Jim O’Connelly s’applique dans sa mise en scène afin de tirer le meilleur parti des éléments mis en place par son propre scénario. La découverte par les deux marins, un père et son fils, du carnage sur l’île est en ce sens remarquable. Leur progression dans la terreur est parfaitement rendue, et le spectateur avance pas à pas avec eux, accompagné de ce délicieux sentiment de la peur qui prend aux tripes. Le deuxième groupe qui fait le voyage sur l’île est parfaitement défini. O’Connelly utilise les liens amoureux et de jalousie entre les personnages pour corser son action et crée du conflit entre eux. Ainsi, entre les réprimandes, la découverte du lieu et les flashs de la survivante, le film avance à rythme soutenu. Habillement, O’Connolly développe même un sous-texte sur la moralité et l’amoralité, sans oublier que nous sommes dans un film de genre. Plans subjectifs inquiétants, cris déchirants la nuit, lumières qui s’évanouissent, meurtres sanglants, tout l’éventail de ce qui deviendra un genre en soi – le slasher.

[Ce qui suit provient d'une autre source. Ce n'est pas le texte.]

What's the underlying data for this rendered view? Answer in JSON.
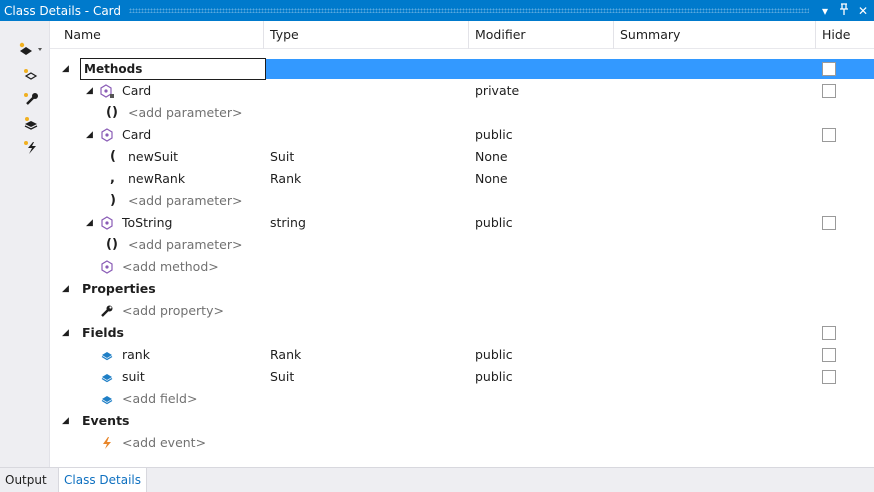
{
  "window": {
    "title": "Class Details - Card",
    "dropdown_glyph": "▾",
    "pin_glyph": "ꟸ",
    "close_glyph": "✕"
  },
  "columns": {
    "name": "Name",
    "type": "Type",
    "modifier": "Modifier",
    "summary": "Summary",
    "hide": "Hide"
  },
  "rows": [
    {
      "kind": "section-selected",
      "name": "Methods",
      "hide_checkbox": true
    },
    {
      "kind": "method",
      "name": "Card",
      "type": "",
      "modifier": "private",
      "hide_checkbox": true,
      "icon": "private-method-icon"
    },
    {
      "kind": "param",
      "glyph": "()",
      "name": "<add parameter>",
      "placeholder": true
    },
    {
      "kind": "method",
      "name": "Card",
      "type": "",
      "modifier": "public",
      "hide_checkbox": true,
      "icon": "method-icon"
    },
    {
      "kind": "param",
      "glyph": "(",
      "name": "newSuit",
      "type": "Suit",
      "modifier": "None"
    },
    {
      "kind": "param",
      "glyph": ",",
      "name": "newRank",
      "type": "Rank",
      "modifier": "None"
    },
    {
      "kind": "param",
      "glyph": ")",
      "name": "<add parameter>",
      "placeholder": true
    },
    {
      "kind": "method",
      "name": "ToString",
      "type": "string",
      "modifier": "public",
      "hide_checkbox": true,
      "icon": "method-icon"
    },
    {
      "kind": "param",
      "glyph": "()",
      "name": "<add parameter>",
      "placeholder": true
    },
    {
      "kind": "add",
      "name": "<add method>",
      "icon": "add-method-icon"
    },
    {
      "kind": "section",
      "name": "Properties"
    },
    {
      "kind": "add",
      "name": "<add property>",
      "icon": "wrench-icon"
    },
    {
      "kind": "section",
      "name": "Fields",
      "hide_checkbox": true
    },
    {
      "kind": "field",
      "name": "rank",
      "type": "Rank",
      "modifier": "public",
      "hide_checkbox": true,
      "icon": "field-icon"
    },
    {
      "kind": "field",
      "name": "suit",
      "type": "Suit",
      "modifier": "public",
      "hide_checkbox": true,
      "icon": "field-icon"
    },
    {
      "kind": "add",
      "name": "<add field>",
      "icon": "field-icon"
    },
    {
      "kind": "section",
      "name": "Events"
    },
    {
      "kind": "add",
      "name": "<add event>",
      "icon": "event-icon"
    }
  ],
  "tabs": [
    {
      "label": "Output",
      "active": false
    },
    {
      "label": "Class Details",
      "active": true
    }
  ],
  "colors": {
    "accent": "#007acc",
    "selection": "#3399ff",
    "method_icon": "#8a5cb6",
    "field_icon": "#1f7fc6",
    "event_icon": "#e8862a"
  }
}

La tour du diable, à l’exception de quelques plans d’ensemble, est entièrement tourné en studio, ce qui donne un charme indéniable au film (transparence, l’intérieur du phare, etc.) L’île, ce lieu comme le dit un personnage « où même les mouettes ne se posent jamais », est un personnage à part entière. Très bons décors de l’intérieur du phare avec ses pièces dans une semi-pénombre propice autant au plaisir qu’à la terreur la plus pure. Les costumes très seventies ajoutent une touche colorée et hippie à l’ensemble. La tour du diable bénéficie d’une photo correcte mais surtout d’excellent cadrage et mouvements de caméra découpant l’image afin de la rendre la plus angoissante possible.
Quelques plans sont réellement saisissants comme celui de la jeune femme courant nue dans le brouillard un couteau à la main. Le tout est soutenu par une excellente musique de Kenneth V. Jones, stridente et mystérieuse à souhait, elle participe pleinement du climat d’angoisse dès le début et les plans en plongée sur le phare.

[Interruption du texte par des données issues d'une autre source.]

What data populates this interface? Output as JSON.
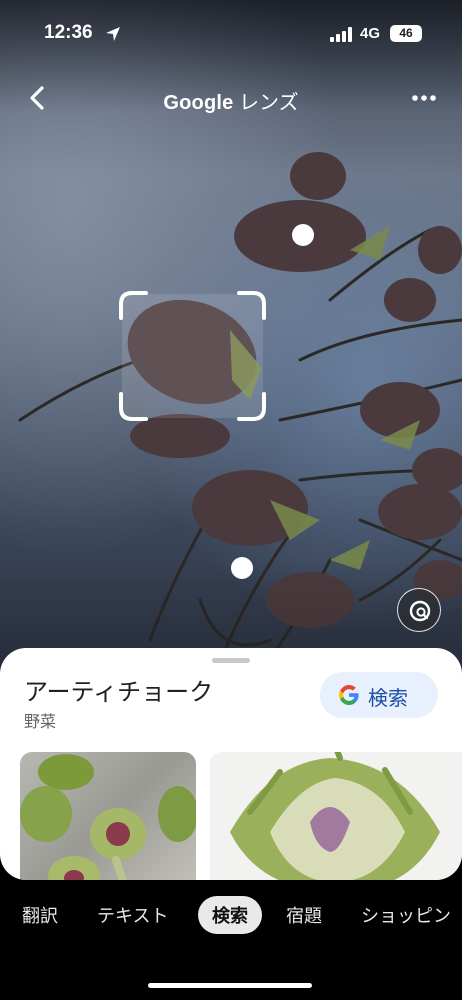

Côté comédiens, l’on retrouve Bryant Haliday, l’inquiétant hypnotiseur-ventriloque de l’excellent Poupée diabolique, dans un personnage moins spectaculaire. Il est vrai qu’O’Connolly privilégie le groupe sans mettre en avant l’un ou l’autre des comédiens. Chacun bénéficie de scènes intéressantes. Il faut aussi reconnaître que ses actrices et acteurs sont particulièrement sexy.
La tour du diable est un film épatant, fait avec soin et dans l’amour du genre.
Fernand Garcia
La Tour du diable est édité pour la première fois en DVD par Artus Films dans une excellente copie avec en suppléments : Derrière la brume, passionnante intervention d’Eric Perelli sur le film et plus particulièrement son producteur Richard Gordon (25 mn), un diaporama d’affiches et de photos du film et enfin les Films-annonces de la collection British Horror (Le Sang du vampire, La Nuit des maléfices, Horror Hospital, La poupée diabolique et bien sûr La tour du diable).
La Tour du diable (Tower of Evil) un film de Jim O’Connolly avec Bryant Haliday, Dennis Price, Jill Haworth, Mark Edwards, Jack Watson, Anna Palk, Derek Fowlds, George Coulouris, William Lucas, John Hamill, Candace Glendenning. Scénario : Jim O’Connolly d’après une histoire originale de George Baxt. Directeur de la photographie : Desmond Dickinson. Décors : Disley Jones. Montage : Henry Richardson. Musique : Kenneth V. Jones. Producteur : Richard Gordon. Production : Grenadier Film Ltd. Grande-Bretagne. 86 mn. Couleur (Technicolor). Format image : 1,85 :1. Interdit aux moins de 12 ans.